To determine the specificities and frequencies of islet autoreactive CD8 T-cells in pancreas draining lymph nodes, control lymph nodes, spleen and/or peripheral blood from diabetic and non-diabetic organ donors, we used the Diab-Q-kit, a nanotechnology that allows the direct detection of circulating autoreactive CD8 T-cells against an array of islet-epitopes simultaneously, reducing the needs of patient resources. The detection of these T-cells is based on the T-cell receptor (TCR) specificity for its peptide-HLA ligand. We produced HLA-monomers for an array of islet epitopes presented in the context of HLA -A2, -A3 and -B7. This allowed expanding the number of patients that could be analyzed considerably. Moreover, to characterize the memory phenotype of the autoreactive T-cells, we validated and upgraded the Diab-Q-kit through the inclusion of cell surface markers to distinguish naïve, effector memory and central memory T-cells. From the nPOD repository we selected a total of 29 cases to be analysed for this study from which we could obtain cell suspensions from blood and pancreas draining lymph nodes, control lymph nodes and/ or spleen.

Upon thawing of the samples we unexpectedly observed that far fewer viable cells could be recovered from the majority of the samples than the number reported to be frozen on the vial. For some cases, we also counted the number of dead cells in each vial. We found that the percentage of dead cells was very high in some cases, but not all. As an internal control, we always included samples from healthy controls collected and cryopreserved in our laboratory, which showed very high viability after thawing (>90%), indicating that the thawing procedure was correctly performed.

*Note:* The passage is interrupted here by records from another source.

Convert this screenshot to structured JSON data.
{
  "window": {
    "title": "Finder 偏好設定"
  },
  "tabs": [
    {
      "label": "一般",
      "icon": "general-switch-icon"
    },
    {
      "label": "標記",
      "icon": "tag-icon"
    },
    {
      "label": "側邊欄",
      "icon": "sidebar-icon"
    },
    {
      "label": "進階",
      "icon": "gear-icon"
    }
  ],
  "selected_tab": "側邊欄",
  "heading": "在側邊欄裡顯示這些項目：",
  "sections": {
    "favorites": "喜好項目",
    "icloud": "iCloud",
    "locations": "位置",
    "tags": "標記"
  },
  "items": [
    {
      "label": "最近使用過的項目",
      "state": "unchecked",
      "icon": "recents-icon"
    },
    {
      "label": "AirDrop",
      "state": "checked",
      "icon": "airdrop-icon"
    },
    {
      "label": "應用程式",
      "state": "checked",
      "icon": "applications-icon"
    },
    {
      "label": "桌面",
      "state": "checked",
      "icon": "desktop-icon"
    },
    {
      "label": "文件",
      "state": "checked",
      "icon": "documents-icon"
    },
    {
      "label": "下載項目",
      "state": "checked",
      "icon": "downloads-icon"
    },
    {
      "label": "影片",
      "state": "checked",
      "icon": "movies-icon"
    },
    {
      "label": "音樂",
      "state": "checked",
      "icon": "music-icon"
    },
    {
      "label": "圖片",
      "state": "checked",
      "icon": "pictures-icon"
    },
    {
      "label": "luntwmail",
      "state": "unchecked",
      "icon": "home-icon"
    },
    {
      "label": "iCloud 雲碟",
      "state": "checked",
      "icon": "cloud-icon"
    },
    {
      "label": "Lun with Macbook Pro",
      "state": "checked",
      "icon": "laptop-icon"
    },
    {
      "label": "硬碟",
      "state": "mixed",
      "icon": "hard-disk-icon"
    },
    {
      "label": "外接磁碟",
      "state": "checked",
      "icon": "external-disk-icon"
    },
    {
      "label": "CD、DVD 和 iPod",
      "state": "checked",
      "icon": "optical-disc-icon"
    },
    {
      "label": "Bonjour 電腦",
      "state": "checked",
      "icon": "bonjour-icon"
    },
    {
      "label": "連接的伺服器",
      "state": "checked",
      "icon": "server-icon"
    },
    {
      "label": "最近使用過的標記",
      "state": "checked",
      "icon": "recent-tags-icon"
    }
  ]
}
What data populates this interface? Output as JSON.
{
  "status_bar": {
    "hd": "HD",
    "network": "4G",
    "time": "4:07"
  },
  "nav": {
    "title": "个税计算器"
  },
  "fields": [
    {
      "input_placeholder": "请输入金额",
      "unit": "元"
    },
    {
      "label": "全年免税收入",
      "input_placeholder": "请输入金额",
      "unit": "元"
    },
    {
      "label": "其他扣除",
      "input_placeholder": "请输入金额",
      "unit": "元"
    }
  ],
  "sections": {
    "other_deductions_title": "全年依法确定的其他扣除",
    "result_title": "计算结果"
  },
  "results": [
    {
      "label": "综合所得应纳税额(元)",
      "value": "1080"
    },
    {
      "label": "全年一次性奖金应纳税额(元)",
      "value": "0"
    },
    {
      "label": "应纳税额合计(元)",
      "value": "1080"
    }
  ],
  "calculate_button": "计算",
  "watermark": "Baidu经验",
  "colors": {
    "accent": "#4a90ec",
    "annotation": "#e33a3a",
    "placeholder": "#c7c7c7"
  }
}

Similar issues on viability and recovery have since been reported by other partners in nPOD. Importantly, the quality control to detect any issues was critical to identify these problems and potential causes. For instance, issues with viability and recovery were determined immediately after thawing, while FACS analyses performed hours after thawing of the samples would have suggested excellent viability outcome, even in cases that QC earlier on had identified poor recovery and viability.

The consequences of low viability and recovery may differ depending on the type of analysis per project (functional assays vs. mRNA) and incentive (cloning T-cells may still be possible, but may not be representative of the total tissue sample). Such issues have been evaluated in depth and at length between the central facility and participants of nPOD. Indeed, the nPOD central facility was indispensable in identifying important correlations between recovery, viability and donor characteristics that may differ between tissue source of the leukocytes and that need not be independent co-variates ( PBMC: demographics, cause of death [anoxia vs > CV/stroke], disease [T2D/Ab+>T1D], donor age [o>y]; splenocytes: donor age [y>o], BMI [low>hi], transmission time [short>long]), underscoring that the thawing procedure was not the primary parameter of poor outcome and implying that intrinsic features of the biosamples determines quality and reward.

Despite lower cell recovery than expected, we nevertheless proceeded performing the Diab-Q-kit analysis on all samples, to take maximal knowledge, benefit and reward from the precious nPOD material. Unfortunately, for more than half of the samples no reliable data could be obtained, due to the low number of CD8 T-cells present in each sample. This precluded reliable comparisons in frequencies and specificities of islet-autoreactive CD8 T-cells in the individual organs. The results from this study have been discussed at length with JDRF nPOD, and it has helped the nPOD consortium to decide on the feasibility of projects where viable cell suspensions are needed for analysis and functional assays. Measures have been undertaken to adjust allocations of samples on basis of this important new insight.